7.3 Elastic Net
Elastic Net combines the penalties of ridge and lasso to get the best of both worlds. The loss function for elastic net is
\[L = \frac{\sum_{i = 1}^n \left(y_i - x_i^{'} \hat\beta \right)^2}{2n} + \lambda \frac{1 - \alpha}{2}\sum_{j=1}^k \hat{\beta}_j^2 + \lambda \alpha\left| \hat{\beta}_j \right|.\]
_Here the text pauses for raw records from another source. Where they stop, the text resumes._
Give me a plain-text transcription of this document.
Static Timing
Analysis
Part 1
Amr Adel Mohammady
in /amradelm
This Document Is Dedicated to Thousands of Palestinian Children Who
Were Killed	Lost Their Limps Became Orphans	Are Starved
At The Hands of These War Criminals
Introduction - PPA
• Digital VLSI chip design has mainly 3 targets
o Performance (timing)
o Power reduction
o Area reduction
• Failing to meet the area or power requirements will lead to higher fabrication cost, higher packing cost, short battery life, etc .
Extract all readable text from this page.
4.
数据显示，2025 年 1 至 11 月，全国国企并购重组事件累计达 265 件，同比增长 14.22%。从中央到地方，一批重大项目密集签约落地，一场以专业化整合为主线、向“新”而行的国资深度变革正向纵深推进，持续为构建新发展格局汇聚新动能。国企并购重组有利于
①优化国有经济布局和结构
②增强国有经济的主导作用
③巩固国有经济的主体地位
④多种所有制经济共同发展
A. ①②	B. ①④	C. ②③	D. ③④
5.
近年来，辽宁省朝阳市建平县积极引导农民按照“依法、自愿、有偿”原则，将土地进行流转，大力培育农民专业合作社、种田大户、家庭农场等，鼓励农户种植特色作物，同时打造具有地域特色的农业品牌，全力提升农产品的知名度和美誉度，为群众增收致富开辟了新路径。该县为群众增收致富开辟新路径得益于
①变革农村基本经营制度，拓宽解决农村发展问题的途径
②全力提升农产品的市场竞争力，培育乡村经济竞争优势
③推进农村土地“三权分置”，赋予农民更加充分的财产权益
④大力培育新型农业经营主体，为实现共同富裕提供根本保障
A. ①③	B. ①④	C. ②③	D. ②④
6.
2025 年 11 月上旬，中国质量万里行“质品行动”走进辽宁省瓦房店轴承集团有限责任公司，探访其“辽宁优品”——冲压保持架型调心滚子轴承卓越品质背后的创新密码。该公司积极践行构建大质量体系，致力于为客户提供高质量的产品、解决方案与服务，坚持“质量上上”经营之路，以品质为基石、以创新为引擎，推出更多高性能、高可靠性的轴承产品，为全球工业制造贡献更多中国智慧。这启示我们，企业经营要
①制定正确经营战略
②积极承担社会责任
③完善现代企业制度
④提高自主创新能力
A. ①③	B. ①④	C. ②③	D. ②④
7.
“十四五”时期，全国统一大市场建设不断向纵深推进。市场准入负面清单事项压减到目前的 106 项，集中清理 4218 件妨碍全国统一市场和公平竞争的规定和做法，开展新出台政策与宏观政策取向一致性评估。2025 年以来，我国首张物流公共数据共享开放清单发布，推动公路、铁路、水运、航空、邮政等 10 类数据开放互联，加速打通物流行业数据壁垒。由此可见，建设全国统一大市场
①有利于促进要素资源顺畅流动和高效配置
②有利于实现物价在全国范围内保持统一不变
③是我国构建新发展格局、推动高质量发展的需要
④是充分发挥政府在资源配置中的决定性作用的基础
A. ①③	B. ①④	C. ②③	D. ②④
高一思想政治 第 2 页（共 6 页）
In this loss function, new parameter \(\alpha\) is a “mixing” parameter that balances the two approaches. If \(\alpha\) is zero, you are back to ridge regression, and if \(\alpha\) is one, you are back to lasso.
Example
Continuing with prediction of mpg
from the other variables in the mtcars
data set, follow the same steps as before, but with elastic net regression there are two parameters to optimize: \(\lambda\) and \(\alpha\).
set.seed(1234)
mdl_elnet <- train(
mpg ~ .,
data = training,
method = "glmnet",
metric = "RMSE",
preProcess = c("center", "scale"),
tuneGrid = expand.grid(
.alpha = seq(0, 1, length.out = 10), # optimize an elnet regression
.lambda = seq(0, 5, length.out = 101)
),
trControl = train_control
)
## Warning in nominalTrainWorkflow(x = x, y = y, wts = weights, info = trainInfo, :
## There were missing values in resampled performance measures.
## alpha lambda
## 56 0 2.8
The optimal tuning values (at the mininum RMSE) were alpha = 0.0 and lambda = 2.75, so the mix is 100% ridge, 0% lasso. You can see the RMSE minimum on the the plot. Alpha is on the horizontal axis and the different lambdas are shown as separate series.
## Warning: The shape palette can deal with a maximum of 6 discrete values because
## more than 6 becomes difficult to discriminate; you have 10. Consider
## specifying shapes manually if you must have them.
## Warning: Removed 404 rows containing missing values (geom_point).